Dalam beberapa bulan terakhir, posisi Indonesia makin diperhitungkan. Di UN Human Rights Council, Indonesia dipercaya menjadi ketua. Indonesia juga masuk ke dalam BRICS, klub negara ekonomi besar yang menjadi pusat perhatian dunia.
Tidak hanya itu, Indonesia juga hadir sebagai tamu kehormatan negara-negara besar di dunia, seperti Prancis, Tiongkok, dan India. Semua itu menunjukkan bahwa diplomasi Indonesia kini punya daya tarik baru.
Langkah terbaru Presiden Prabowo adalah kunjungan ke luar negeri untuk menandatangani Agreement on Reciprocal Trade atau ART. Ia juga bertemu Presiden Donald Trump dalam forum Board of Peace. Dua agenda ini mencerminkan arah diplomasi yang tidak hanya simbolik, tetapi juga konkret.

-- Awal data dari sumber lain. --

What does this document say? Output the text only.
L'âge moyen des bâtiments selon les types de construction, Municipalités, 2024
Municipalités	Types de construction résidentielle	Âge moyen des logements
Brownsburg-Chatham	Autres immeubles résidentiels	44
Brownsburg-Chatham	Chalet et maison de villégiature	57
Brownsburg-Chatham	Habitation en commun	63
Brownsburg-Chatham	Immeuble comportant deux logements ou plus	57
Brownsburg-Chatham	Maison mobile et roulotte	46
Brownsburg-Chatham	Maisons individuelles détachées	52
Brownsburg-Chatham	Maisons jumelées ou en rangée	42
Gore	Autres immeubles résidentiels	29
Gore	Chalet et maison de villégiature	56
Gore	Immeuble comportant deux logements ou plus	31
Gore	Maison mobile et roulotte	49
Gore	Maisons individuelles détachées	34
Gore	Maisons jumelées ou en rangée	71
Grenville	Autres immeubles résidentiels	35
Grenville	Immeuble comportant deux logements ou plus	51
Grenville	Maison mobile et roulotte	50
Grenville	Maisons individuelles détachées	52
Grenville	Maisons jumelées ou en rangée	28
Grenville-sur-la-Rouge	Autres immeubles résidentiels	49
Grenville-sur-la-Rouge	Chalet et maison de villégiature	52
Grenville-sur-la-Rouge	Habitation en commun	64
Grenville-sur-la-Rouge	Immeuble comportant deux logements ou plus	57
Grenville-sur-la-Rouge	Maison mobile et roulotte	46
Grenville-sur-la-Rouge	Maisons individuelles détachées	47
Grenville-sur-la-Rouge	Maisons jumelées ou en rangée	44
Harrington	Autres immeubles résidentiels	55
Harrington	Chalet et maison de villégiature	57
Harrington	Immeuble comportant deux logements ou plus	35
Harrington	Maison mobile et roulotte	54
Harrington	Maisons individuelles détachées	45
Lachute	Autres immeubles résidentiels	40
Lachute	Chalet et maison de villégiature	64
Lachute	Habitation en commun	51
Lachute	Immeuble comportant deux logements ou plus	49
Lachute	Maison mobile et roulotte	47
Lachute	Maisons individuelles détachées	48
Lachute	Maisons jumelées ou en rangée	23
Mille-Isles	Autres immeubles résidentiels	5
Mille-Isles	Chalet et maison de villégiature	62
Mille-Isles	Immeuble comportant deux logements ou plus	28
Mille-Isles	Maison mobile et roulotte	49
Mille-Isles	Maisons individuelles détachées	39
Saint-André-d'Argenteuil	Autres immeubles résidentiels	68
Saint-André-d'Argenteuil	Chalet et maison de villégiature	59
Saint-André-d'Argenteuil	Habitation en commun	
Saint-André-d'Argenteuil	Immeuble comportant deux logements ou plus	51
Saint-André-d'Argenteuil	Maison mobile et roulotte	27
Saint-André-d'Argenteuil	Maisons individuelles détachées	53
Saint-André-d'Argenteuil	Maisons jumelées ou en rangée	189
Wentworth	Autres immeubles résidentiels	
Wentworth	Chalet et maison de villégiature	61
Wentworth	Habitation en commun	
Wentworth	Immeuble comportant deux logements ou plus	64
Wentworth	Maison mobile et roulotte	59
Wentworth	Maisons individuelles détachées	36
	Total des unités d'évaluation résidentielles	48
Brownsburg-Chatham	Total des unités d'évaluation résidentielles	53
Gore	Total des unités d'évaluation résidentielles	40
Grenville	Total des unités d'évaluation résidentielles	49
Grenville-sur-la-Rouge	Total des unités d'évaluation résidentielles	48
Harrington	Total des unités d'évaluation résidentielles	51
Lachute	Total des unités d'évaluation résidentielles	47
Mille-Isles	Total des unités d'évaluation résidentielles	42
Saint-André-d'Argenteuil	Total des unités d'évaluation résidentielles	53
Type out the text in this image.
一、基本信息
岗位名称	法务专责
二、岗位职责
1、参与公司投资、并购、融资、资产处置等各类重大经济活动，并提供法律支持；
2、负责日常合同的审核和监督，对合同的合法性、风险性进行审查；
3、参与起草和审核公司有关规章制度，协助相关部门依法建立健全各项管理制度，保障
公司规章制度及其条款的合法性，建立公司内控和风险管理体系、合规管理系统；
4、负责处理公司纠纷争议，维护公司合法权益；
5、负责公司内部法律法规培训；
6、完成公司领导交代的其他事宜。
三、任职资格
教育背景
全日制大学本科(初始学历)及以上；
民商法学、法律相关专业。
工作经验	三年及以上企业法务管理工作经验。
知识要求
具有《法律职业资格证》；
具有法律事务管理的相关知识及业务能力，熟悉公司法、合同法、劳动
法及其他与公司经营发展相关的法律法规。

Perjanjian perdagangan resiprokal yang akan ditandatangani merupakan kesepakatan yang bertujuan menciptakan hubungan perdagangan yang lebih adil. Indonesia berhasil menurunkan tarif dagang dengan Amerika Serikat. Dampaknya bisa langsung terasa. Produk Indonesia lebih mudah masuk pasar besar. Ekspor meningkat. Lapangan kerja terbuka. Ini bukan diplomasi basa-basi, melainkan diplomasi yang menyentuh dapur rakyat.